Congress leader P. Chidambaram took the advice to heart :

“PM warmed gau rakshaks and lynch mobs. Good. Let him tell the country how he will enforce his writ.”

And again :

“On a day when PM warned gau rakshaks, Mohd Alimuddin was lynched by a mob in Jharkhand. Obviously, lynch mobs don’t fear PM.”

Jharkhand chief minister Raghubar Das, whose state has witnessed several lynchings, still hasn’t said one word regarding these incidents, at least on his Twitter timeline @dasraghubar. There are comments and retweets about the PM trip in the US thanking @FLOTUS and @POTUS, attending group marriage ceremonies, expressions of intent to help unemployed youth and the decision to make a diversion on the Dhanbad-Chandrapura rail line.

Back in Gujarat, a few hours after he spoke feelingly at Sabarmati ashram, Modi went to Rajkot, where he inaugurated the Sauni project in which water from the Narmada river will now be brought to these parched parts of Gujarat. The Aji dam was lit up in bright lights – indeed, the PM’s 9 km-long journey to the spot was like a community Diwali, the city’s main route spectacularly decked up with cut outs and coloured lights in saffron, blue and green.
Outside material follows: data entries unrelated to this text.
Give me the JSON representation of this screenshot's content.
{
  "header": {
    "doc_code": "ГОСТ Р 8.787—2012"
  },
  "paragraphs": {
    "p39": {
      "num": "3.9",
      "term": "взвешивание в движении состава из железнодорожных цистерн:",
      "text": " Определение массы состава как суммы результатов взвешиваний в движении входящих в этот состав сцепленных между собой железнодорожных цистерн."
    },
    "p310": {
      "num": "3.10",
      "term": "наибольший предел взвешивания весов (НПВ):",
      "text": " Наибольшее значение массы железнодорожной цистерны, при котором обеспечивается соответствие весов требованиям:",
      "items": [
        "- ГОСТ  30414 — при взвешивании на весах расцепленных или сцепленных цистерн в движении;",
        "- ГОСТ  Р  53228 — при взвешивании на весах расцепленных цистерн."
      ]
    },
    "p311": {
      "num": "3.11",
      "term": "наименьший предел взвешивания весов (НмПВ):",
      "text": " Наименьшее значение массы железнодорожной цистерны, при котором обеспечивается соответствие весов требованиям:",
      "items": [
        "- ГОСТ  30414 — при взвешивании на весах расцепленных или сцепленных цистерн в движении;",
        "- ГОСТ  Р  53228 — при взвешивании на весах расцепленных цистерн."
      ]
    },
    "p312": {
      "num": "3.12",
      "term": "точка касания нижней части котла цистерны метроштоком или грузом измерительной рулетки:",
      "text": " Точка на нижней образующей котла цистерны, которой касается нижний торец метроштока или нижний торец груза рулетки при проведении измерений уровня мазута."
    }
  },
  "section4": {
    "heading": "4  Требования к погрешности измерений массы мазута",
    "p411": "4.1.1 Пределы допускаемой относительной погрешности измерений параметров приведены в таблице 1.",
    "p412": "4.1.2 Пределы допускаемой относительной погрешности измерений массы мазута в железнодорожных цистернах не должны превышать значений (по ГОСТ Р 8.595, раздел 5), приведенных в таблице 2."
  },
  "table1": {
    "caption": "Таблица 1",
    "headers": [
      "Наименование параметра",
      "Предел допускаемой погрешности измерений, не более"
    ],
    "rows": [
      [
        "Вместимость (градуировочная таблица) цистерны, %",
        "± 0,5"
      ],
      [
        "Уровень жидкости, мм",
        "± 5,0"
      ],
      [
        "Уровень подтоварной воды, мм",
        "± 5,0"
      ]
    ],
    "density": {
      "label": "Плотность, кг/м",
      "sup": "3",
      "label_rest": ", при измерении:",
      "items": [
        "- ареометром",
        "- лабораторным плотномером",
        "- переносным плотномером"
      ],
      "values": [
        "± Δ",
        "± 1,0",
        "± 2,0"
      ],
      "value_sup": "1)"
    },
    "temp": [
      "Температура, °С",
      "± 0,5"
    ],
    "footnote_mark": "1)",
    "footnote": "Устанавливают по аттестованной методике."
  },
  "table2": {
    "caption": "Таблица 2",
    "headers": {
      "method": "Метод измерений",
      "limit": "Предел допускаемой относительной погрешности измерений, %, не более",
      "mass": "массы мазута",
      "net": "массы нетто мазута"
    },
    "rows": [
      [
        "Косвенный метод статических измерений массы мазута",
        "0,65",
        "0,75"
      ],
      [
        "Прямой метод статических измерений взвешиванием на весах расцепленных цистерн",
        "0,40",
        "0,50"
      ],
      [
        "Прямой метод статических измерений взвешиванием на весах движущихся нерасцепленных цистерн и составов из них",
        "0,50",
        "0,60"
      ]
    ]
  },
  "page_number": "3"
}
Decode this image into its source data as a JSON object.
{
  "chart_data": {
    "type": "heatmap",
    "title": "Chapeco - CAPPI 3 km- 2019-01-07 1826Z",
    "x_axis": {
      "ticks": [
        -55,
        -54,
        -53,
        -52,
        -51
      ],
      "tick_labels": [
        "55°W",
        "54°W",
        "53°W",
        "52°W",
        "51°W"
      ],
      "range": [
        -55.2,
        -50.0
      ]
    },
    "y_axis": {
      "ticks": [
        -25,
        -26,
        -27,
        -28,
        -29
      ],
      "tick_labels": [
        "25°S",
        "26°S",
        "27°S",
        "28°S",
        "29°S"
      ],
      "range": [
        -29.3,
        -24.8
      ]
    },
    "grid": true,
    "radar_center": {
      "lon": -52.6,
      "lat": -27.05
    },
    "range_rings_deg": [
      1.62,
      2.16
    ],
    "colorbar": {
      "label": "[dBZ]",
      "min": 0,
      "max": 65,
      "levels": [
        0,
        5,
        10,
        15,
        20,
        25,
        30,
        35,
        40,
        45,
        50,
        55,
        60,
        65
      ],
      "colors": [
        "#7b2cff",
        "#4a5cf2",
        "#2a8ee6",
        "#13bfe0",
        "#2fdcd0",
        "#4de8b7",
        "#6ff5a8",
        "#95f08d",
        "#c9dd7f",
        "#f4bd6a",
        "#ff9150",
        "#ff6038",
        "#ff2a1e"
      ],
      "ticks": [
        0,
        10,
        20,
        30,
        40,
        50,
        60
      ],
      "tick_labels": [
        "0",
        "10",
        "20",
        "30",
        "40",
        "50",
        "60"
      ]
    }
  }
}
The TV shots were incredible. No wonder Rajkot was bursting at the seams with pride. “Modiji is coming. We are celebrating Diwali four months earlier,” said a man to ‘Aaj Tak.’

An opposition Congress leader claimed the ‘roadshow’ had cost Rs 75 crores – other more conservative estimates put it at Rs 20 crores. But the BJP government, whose chief minister Vijay Rupani is going to contest from Rajkot in the December Assembly elections, wasn’t giving any expenditure figures.

Meanwhile, Haryana chief minister @mlkhattar has announced a Rs 10 lakh compensation for Junaid Khan’s death. No one from the BJP, from the state or the Centre, has still been to his village to condole with the family.